We've attached the source code that we're currently using:

public class StateObject
    {
        // Client  socket.
        public Socket workSocket = null;
        // Size of receive buffer.
        public const int BufferSize = 1024;
        // Receive buffer.
        public byte[] buffer = new byte[BufferSize];
        // Received data string.
        public StringBuilder sb = new StringBuilder();
    }

public void StartListening()
    {
       logger.Debug("Started Listening at : " + this.listeninghostIp + ":" + this.listeningport);
       IPEndPoint localEP = new IPEndPoint(IPAddress.Parse(this.listeninghostIp), Convert.ToInt32(this.listeningport));
       listener = new Socket(AddressFamily.InterNetwork, SocketType.Stream, ProtocolType.Tcp);

       listener.Bind(localEP);
       listener.Listen(10);
       ThreadPool.QueueUserWorkItem(new WaitCallback(CheckForConnections) );
    }

public void CheckForConnections()
    {
        try
        {
            logger.Debug("listening successfully started! Waiting for incoming connections...");
            listener.BeginAccept(new AsyncCallback(acceptCallback), listener);
          }
        catch (Exception ex)
        {
            logger.Error("Exception Occured while starting Listening : " + ex.Message.ToString());
        }
     }

private void acceptCallback(IAsyncResult ar)
    {
        try
        {

            Socket listener = (Socket)ar.AsyncState;
            listener.BeginAccept(new AsyncCallback(acceptCallback), listener);
            Socket handler = listener.EndAccept(ar);
            StateObject state = new StateObject();
            state.workSocket = handler;
            handler.BeginReceive(state.buffer, 0, StateObject.BufferSize, 0,
        new AsyncCallback(ReadCallback), state);

            logger.Debug("listening socket accepted connection...");

         }
        catch (Exception ex)
        {
            logger.Error("Error on acceptCallback.

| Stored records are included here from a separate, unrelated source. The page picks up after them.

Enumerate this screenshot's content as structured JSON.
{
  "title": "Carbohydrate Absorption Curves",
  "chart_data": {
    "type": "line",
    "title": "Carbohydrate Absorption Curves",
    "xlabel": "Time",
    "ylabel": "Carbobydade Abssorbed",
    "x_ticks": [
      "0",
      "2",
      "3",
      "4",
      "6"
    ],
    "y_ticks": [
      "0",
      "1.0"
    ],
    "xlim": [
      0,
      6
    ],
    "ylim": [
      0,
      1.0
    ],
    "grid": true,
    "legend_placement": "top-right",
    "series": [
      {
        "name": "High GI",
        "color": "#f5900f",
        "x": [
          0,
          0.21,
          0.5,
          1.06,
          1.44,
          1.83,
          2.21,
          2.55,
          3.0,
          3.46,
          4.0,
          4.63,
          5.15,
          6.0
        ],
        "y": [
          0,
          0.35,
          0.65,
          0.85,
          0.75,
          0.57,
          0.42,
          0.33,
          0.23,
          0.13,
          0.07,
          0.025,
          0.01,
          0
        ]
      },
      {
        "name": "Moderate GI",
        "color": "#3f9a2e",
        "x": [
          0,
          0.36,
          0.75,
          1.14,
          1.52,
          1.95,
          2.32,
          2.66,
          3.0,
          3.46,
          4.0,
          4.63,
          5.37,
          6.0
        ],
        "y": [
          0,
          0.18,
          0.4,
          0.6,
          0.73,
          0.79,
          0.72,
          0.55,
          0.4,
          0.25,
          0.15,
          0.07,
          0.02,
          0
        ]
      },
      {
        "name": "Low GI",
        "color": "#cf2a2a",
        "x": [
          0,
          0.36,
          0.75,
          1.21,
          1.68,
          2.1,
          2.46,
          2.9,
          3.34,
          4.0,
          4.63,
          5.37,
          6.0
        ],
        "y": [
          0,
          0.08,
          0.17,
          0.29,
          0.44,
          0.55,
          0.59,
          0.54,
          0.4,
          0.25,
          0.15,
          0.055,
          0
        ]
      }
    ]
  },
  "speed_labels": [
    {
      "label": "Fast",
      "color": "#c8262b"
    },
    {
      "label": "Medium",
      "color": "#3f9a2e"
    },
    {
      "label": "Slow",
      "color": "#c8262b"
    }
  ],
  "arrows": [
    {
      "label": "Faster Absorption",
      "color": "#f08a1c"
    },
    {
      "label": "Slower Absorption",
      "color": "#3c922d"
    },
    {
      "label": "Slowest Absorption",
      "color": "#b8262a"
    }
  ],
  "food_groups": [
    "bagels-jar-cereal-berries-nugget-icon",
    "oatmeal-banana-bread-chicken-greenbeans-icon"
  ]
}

Error: " + ex.Message);
        }

public void ReadCallback(IAsyncResult ar)
    {
        String content = String.Empty;

        StateObject state = (StateObject)ar.AsyncState;
        Socket handler = state.workSocket;
        int bytesRead = handler.EndReceive(ar);

        if (bytesRead > 0)
        {
            state.sb.Append(Encoding.ASCII.GetString(
            state.buffer, 0, bytesRead));
        }
        ClientConnectionFactory.createConnection(ar.AsyncState);
 }
1

1 Answers

-1
votes

I think you're headed down the wrong path - you can definitely handle this sceanrio without changing the backlog request number.

The client requests come in on port 80, but the responses don't go back to the client on port 80. What that means is that you can use asynchronous socket handling to receive the request, then pass it off for parsing and reply that way the subsequent requests aren't waiting on complete handling of previous requests. We use this technique in our Padarn web server and have no problems handling multiple requests from single client browsers or even multiple requests from multiple simultaneous clients.